Pollan: No está claro todavía que el Food Movement pueda ganar. Hay intereses muy poderosos en el medio. Pero creo que lo importante ahora es que se desarrolle, que pueda preservarse como espacio para redibujar el sistema. Así como no puede existir un monocultivo, no puede existir un único sistema. Necesitamos que exista un sistema orgánico, un sistema local: no importa cuán pequeño sea todavía. Necesitamos eso para garantizar la comida, la resiliencia de los ecosistemas, la diversidad social y económica. Y no importa cuán tímidamente comiencen: en Estados Unidos empezaron muy de a poco y ya son una alternativa económica, un sistema paralelo.
Brando: Es obvio que la industria no va a desaparecer, ¿qué lugar le quedaría bien?

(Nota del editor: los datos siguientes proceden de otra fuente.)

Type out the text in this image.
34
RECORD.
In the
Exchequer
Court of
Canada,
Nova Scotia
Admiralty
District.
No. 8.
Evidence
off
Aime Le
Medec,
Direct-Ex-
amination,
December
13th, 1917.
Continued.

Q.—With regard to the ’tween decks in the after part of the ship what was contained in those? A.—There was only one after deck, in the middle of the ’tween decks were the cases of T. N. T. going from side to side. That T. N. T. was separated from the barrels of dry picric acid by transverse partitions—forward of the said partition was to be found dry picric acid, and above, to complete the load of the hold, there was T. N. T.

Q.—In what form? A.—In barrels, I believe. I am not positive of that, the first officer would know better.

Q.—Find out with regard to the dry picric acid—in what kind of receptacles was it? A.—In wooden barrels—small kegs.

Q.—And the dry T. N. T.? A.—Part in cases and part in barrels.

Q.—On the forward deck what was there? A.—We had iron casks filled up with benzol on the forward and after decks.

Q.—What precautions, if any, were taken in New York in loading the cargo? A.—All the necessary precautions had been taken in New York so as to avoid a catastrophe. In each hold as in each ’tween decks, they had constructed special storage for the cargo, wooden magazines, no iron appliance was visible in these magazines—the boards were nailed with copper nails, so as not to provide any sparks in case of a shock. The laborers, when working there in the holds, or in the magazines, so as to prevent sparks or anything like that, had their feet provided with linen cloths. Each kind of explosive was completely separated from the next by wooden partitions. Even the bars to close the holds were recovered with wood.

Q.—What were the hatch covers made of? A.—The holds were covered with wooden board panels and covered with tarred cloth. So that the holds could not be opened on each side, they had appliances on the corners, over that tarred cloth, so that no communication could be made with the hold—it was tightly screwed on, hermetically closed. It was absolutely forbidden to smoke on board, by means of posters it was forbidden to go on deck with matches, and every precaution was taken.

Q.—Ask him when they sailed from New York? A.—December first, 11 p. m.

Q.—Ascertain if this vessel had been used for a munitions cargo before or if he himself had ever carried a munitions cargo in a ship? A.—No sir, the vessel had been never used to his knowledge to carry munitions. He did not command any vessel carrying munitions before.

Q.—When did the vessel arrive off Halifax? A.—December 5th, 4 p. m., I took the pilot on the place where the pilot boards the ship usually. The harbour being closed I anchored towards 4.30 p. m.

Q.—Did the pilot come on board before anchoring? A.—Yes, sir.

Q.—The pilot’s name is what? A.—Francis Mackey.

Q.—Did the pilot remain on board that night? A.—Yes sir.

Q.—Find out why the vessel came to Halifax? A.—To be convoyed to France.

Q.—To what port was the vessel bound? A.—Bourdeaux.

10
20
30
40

Pollan: Abandonamos la cocina porque la industria decidió que ella iba a ocuparse de darnos de comer. Trabajaron muy duro para infiltrarse en nuestras cocinas porque encontraron que ahí había un negocio enorme. Ahora, por supuesto, no se van a ir. Pero creo que hay un buen lugar que podrían ocupar: el del pequeño procesado de algunas cosas. Por ejemplo, hay una enorme cantidad de platos que empiezan con un picado de apio, zanahoria y cebolla, y el picado puede ser una tarea aburrida, que te hace llorar, puede ser también peligrosa para tus dedos si no tenés la habilidad. A mí me encantaría, de vuelta de un día de trabajo, poder pasar por un mercado y comprar una bolsa de vegetales frescos preparados ese día para que yo pueda cocinar.

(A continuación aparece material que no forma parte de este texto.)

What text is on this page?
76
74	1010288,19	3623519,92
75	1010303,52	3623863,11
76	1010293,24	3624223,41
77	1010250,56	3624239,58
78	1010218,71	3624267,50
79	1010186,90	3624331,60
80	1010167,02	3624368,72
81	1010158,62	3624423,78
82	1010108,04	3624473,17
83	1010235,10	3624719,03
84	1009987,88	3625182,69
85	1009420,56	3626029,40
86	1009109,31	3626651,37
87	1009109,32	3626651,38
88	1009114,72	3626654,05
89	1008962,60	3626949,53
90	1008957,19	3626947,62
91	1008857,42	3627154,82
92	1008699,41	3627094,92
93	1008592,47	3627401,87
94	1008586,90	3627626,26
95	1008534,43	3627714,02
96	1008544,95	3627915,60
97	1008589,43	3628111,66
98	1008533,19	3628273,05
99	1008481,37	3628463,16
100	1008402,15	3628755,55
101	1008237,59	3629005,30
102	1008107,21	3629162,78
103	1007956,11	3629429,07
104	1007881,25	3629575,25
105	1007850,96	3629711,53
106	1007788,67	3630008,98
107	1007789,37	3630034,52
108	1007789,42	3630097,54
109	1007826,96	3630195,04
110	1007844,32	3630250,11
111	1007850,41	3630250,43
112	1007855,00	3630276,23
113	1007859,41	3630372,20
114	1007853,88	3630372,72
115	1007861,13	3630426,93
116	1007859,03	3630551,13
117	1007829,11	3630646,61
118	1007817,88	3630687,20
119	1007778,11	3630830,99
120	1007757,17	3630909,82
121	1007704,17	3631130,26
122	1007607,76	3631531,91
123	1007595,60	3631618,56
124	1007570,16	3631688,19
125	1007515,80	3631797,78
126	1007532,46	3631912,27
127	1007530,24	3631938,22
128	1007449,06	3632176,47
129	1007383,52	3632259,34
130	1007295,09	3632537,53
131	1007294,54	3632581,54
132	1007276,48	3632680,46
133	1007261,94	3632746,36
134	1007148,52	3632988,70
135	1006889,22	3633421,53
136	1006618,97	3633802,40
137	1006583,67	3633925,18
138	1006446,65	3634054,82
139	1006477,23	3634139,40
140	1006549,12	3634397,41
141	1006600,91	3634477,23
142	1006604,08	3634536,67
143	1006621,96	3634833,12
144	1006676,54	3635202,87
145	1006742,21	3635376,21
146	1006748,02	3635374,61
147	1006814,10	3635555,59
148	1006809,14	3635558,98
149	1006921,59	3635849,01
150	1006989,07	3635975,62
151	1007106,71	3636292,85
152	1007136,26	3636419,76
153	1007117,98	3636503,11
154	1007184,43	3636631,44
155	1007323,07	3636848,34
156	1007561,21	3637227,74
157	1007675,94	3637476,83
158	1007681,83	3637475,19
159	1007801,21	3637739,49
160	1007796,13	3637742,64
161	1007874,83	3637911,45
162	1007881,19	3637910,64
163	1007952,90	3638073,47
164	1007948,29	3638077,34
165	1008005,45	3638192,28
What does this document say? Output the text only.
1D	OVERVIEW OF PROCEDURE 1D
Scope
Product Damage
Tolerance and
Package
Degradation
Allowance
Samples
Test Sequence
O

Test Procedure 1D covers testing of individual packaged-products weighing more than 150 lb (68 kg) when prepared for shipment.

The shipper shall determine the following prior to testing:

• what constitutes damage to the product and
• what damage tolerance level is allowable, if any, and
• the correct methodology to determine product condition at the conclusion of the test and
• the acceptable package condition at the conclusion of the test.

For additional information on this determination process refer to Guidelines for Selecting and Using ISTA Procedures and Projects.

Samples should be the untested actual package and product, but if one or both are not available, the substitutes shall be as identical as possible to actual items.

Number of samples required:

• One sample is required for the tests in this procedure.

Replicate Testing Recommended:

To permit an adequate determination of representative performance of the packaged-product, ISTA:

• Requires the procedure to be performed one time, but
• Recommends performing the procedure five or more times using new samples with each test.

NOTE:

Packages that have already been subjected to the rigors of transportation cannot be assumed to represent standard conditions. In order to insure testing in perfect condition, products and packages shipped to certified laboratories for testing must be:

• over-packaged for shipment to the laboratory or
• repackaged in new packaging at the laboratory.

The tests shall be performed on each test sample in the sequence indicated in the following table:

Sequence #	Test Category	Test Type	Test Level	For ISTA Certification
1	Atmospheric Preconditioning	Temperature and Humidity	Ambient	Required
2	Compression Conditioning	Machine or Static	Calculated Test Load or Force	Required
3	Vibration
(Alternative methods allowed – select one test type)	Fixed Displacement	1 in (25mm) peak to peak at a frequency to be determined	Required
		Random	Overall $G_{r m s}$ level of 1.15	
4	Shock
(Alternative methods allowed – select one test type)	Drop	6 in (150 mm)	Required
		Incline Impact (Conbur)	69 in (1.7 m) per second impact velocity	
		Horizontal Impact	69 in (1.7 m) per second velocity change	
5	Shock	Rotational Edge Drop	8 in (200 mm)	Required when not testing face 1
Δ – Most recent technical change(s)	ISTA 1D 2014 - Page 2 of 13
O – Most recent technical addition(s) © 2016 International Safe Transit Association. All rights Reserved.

Brando:¿Y con KFC qué hacemos?
Pollan: Yo solía amar KFC. En mi casa, cuando mi padre llegaba a la noche con el balde rojo, era una fiesta. Pero ahora que fui a las granjas donde esos pollos son criados y a los frigoríficos donde matan a esos pollos, no puedo comer esa comida sin pensar en todo ese sufrimiento animal, social, ambiental. Entonces, mi capacidad para disfrutar de esa comida, pese a que sigue siendo rica, desapareció. Me pasa con todas las marcas de fast food, con la industria. Cuando conocés la industria, dejás de comer lo que ofrece y dejás de creer en sus publicidades.